Despite the reality of inequality, learning must forge ahead in the myriad of ways that our diverse student body requires. We need indigenised responses that are designed at a local level for each unique situation.

In some regions this means that the best response may be to open universities just for some students for now – for those who need the campus environment and infrastructure for learning.

For other institutions it may mean that only PhD students can continue on campus, or only the science labs can open, or indeed only first-year students can attend who can be accommodated in low-density living arrangements.

A granular approach is needed, and for this it is essential that local decision-making endogenous to institutions – within the boundaries of outside scrutiny and accountability – is accelerated and supported. This should have primacy over uber-zealous regulatory bodies, attempts at control by central governments (such as China’s position on Hong Kong) or by national unions (as in South Africa) or blunt and short-sighted national political decisions (as in the case of the USA).

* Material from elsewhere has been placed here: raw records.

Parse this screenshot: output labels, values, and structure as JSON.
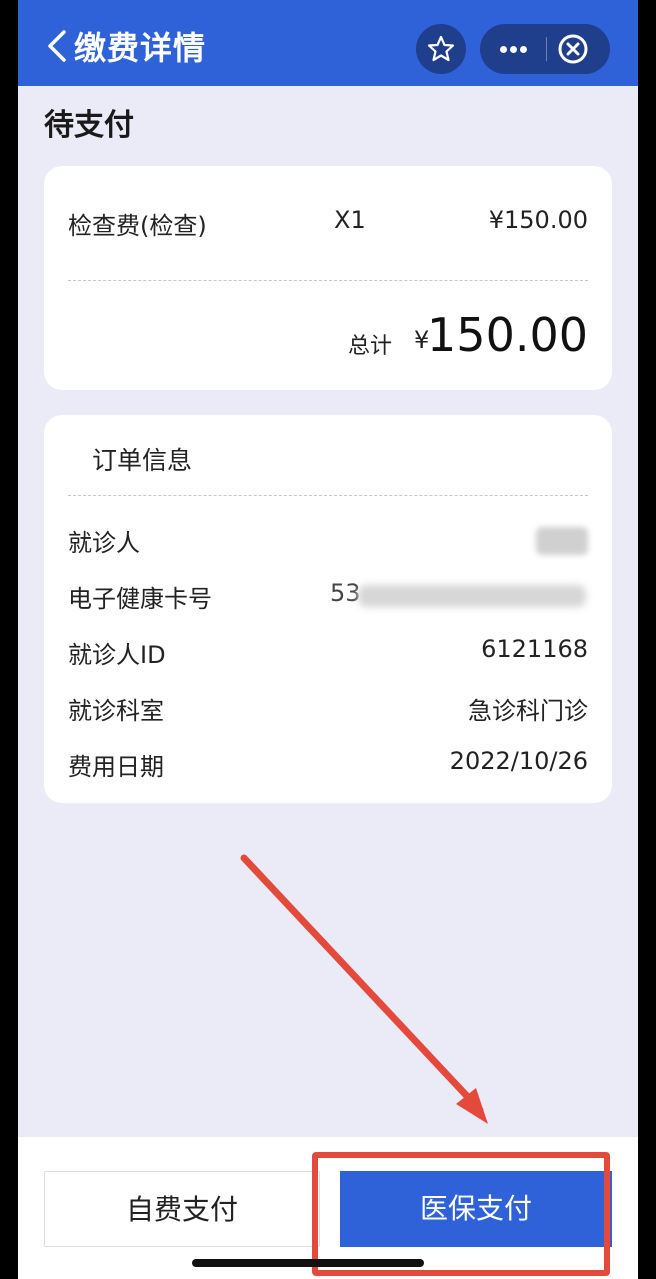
{
  "nav": {
    "title": "缴费详情"
  },
  "status": "待支付",
  "fee": {
    "item_name": "检查费(检查)",
    "quantity": "X1",
    "price": "¥150.00",
    "total_label": "总计",
    "total_currency": "¥",
    "total_value": "150.00"
  },
  "order": {
    "title": "订单信息",
    "rows": [
      {
        "label": "就诊人",
        "value": ""
      },
      {
        "label": "电子健康卡号",
        "value": "53"
      },
      {
        "label": "就诊人ID",
        "value": "6121168"
      },
      {
        "label": "就诊科室",
        "value": "急诊科门诊"
      },
      {
        "label": "费用日期",
        "value": "2022/10/26"
      }
    ]
  },
  "actions": {
    "self_pay": "自费支付",
    "insurance_pay": "医保支付"
  },
  "colors": {
    "primary": "#2f62d9",
    "annotation": "#e34a3c"
  },
  "icons": {
    "back": "chevron-left-icon",
    "favorite": "star-icon",
    "more": "more-dots-icon",
    "close": "close-circle-icon"
  }
}
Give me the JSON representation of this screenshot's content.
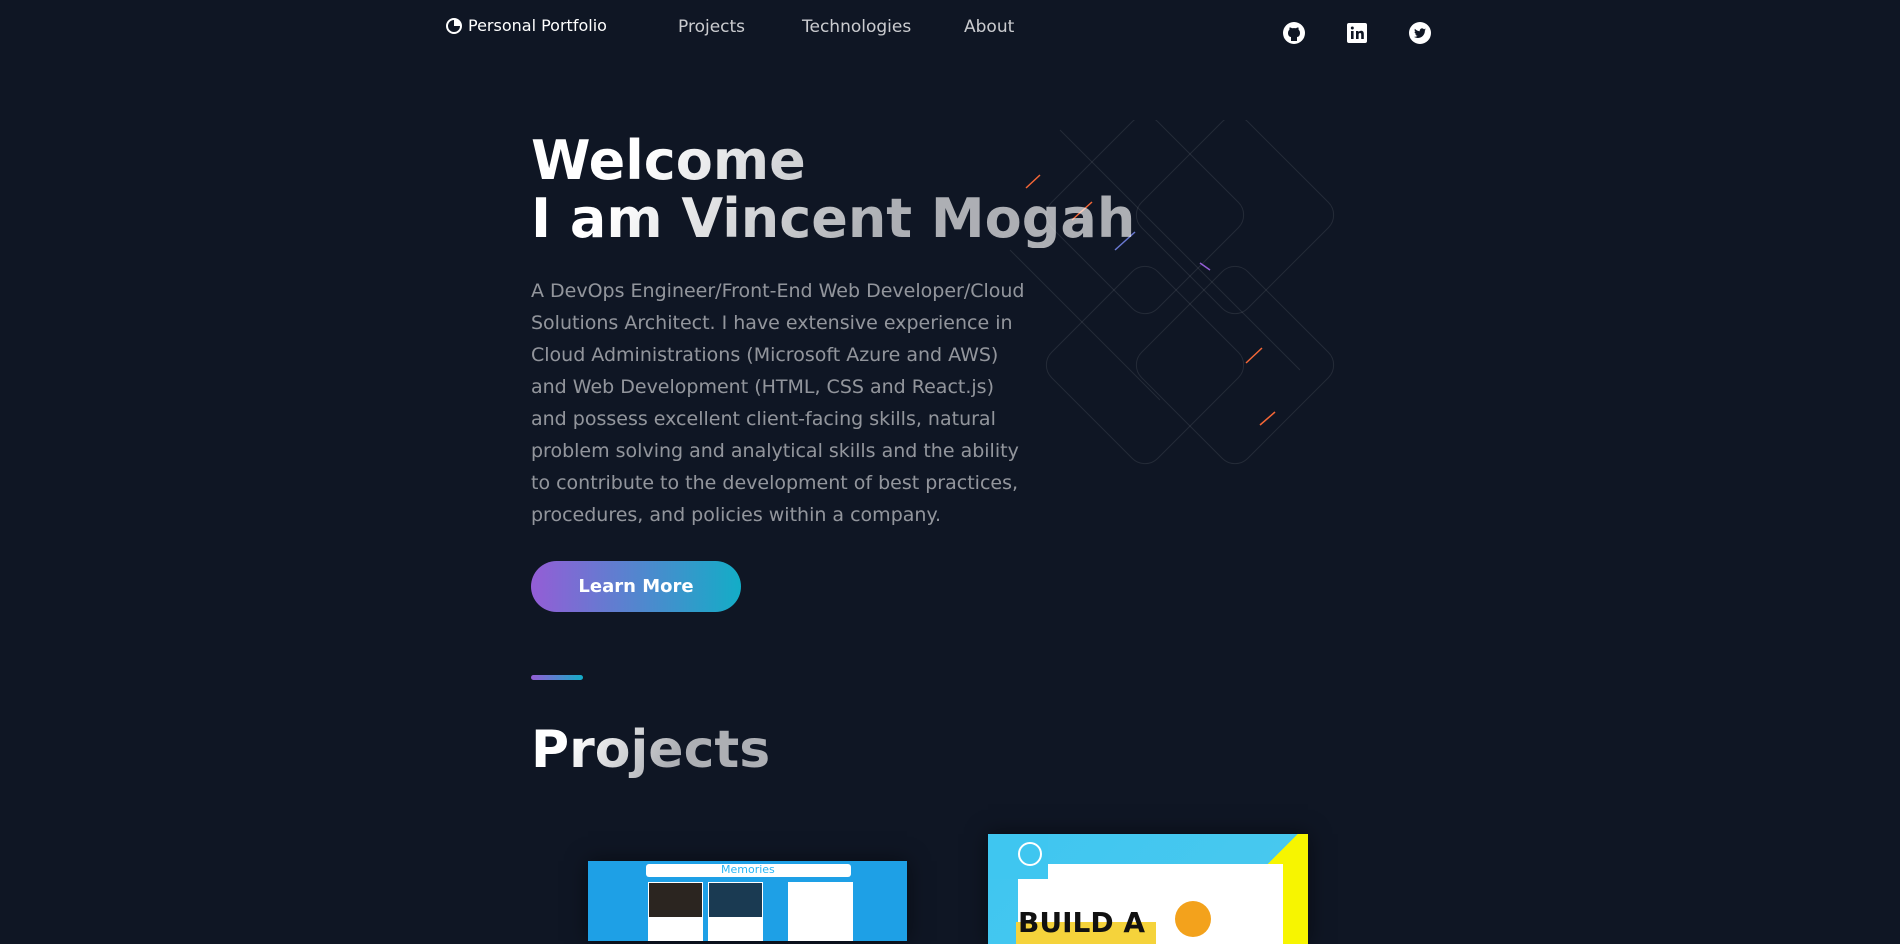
{
  "nav": {
    "brand": "Personal Portfolio",
    "links": [
      "Projects",
      "Technologies",
      "About"
    ],
    "social": [
      "github-icon",
      "linkedin-icon",
      "twitter-icon"
    ]
  },
  "hero": {
    "title_line1": "Welcome",
    "title_line2": "I am Vincent Mogah",
    "description": "A DevOps Engineer/Front-End Web Developer/Cloud Solutions Architect. I have extensive experience in Cloud Administrations (Microsoft Azure and AWS) and Web Development (HTML, CSS and React.js) and possess excellent client-facing skills, natural problem solving and analytical skills and the ability to contribute to the development of best practices, procedures, and policies within a company.",
    "button_label": "Learn More"
  },
  "projects": {
    "title": "Projects",
    "cards": [
      {
        "preview_title": "Memories"
      },
      {
        "preview_title": "BUILD A"
      }
    ]
  },
  "colors": {
    "background": "#0f1624",
    "gradient_start": "#945dd6",
    "gradient_end": "#13adc7"
  }
}
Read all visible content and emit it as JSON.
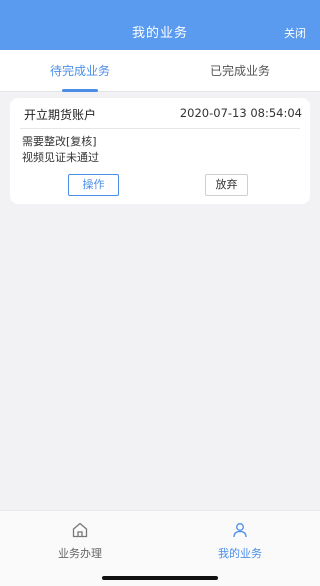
{
  "header": {
    "title": "我的业务",
    "close_label": "关闭"
  },
  "tabs": [
    {
      "label": "待完成业务",
      "active": true
    },
    {
      "label": "已完成业务",
      "active": false
    }
  ],
  "card": {
    "business_name": "开立期货账户",
    "timestamp": "2020-07-13 08:54:04",
    "status_line1": "需要整改[复核]",
    "status_line2": "视频见证未通过",
    "action_button": "操作",
    "abandon_button": "放弃"
  },
  "bottom_nav": [
    {
      "label": "业务办理",
      "icon": "home-icon",
      "active": false
    },
    {
      "label": "我的业务",
      "icon": "person-icon",
      "active": true
    }
  ],
  "colors": {
    "accent": "#4b8ee8",
    "header_bg": "#5a9bf0"
  }
}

In Malawi, Kenya, Bangladesh and several other countries we have seen national decisions to temporarily close universities down. This is not only a huge setback for a country’s social and economic development, but also for social justice in these countries. Education is an avenue of social mobility that enables disadvantaged groups, particularly women, working-class and poor students, to leap ahead and beyond.

More than a Wi-Fi hotspot
Student Affairs and Services across the globe has an overarching ideal, whether or not explicitly stated: a deeply meaningful social justice mission. The current crisis shows how essential the overall provision of a (personal, social and physical) micro and macro environment conducive to learning and student engagement is, particularly for those who cannot count on that at home. Student Affairs and Services bridges that gap.

On the one hand, the COVID-19 responses have shown us the immense readiness of universities to adapt and innovate to enable learning in remote ways. On the other hand, remote learning has been a setback for social justice.

Universities are more than Wi-Fi hotspots for students. Universities are complex spaces that reduce systemic-social barriers to advancement, and Student Affairs and Services plays a critical role in this. To advance social justice for all, we need especially vulnerable groups to access universities and return to university campuses.

Birgit Schreiber(corresponding author) is a member of the Africa Centre for Transregional Research at the Albert-Ludwigs-Universität Freiburg, Germany, and vice president of the International Association of Student Affairs and Services and co-founder and editorial executive for the Journal of Student Affairs in Africa. She is the co-editor of the recently published Student Affairs and Services in Higher Education: Global foundations, issues, and best practices, third edition, a 600-page volume in which 200 authors collaborated to provide a global overview of Student Affairs and Services in Higher Education. Lisa Bardill Moscaritolo is vice provost for student life at the American University of Sharjah in the United Arab Emirates and the secretary general for the International Association of Student Affairs and Services. She is on the editorial team of the global overview of Student Affairs and Services in Higher Education. Brett Perozzi is vice president for student affairs at Weber State University in the United States and serves on the global division executive for NASPA: Student Affairs Administrators in Higher Education. He has published three books, more than three dozen scholarly works and is an author for the global overview of Student Affairs and Services in Higher Education. Thierry M Luescher is research director for post-schooling and work in the Human Sciences Research Council and associate professor of higher education at the University of the Free State, South Africa. He is a founding member of the editorial executive of the Journal of Student Affairs in Africa and an associate editor of the global overview of Student Affairs and Services in Higher Education.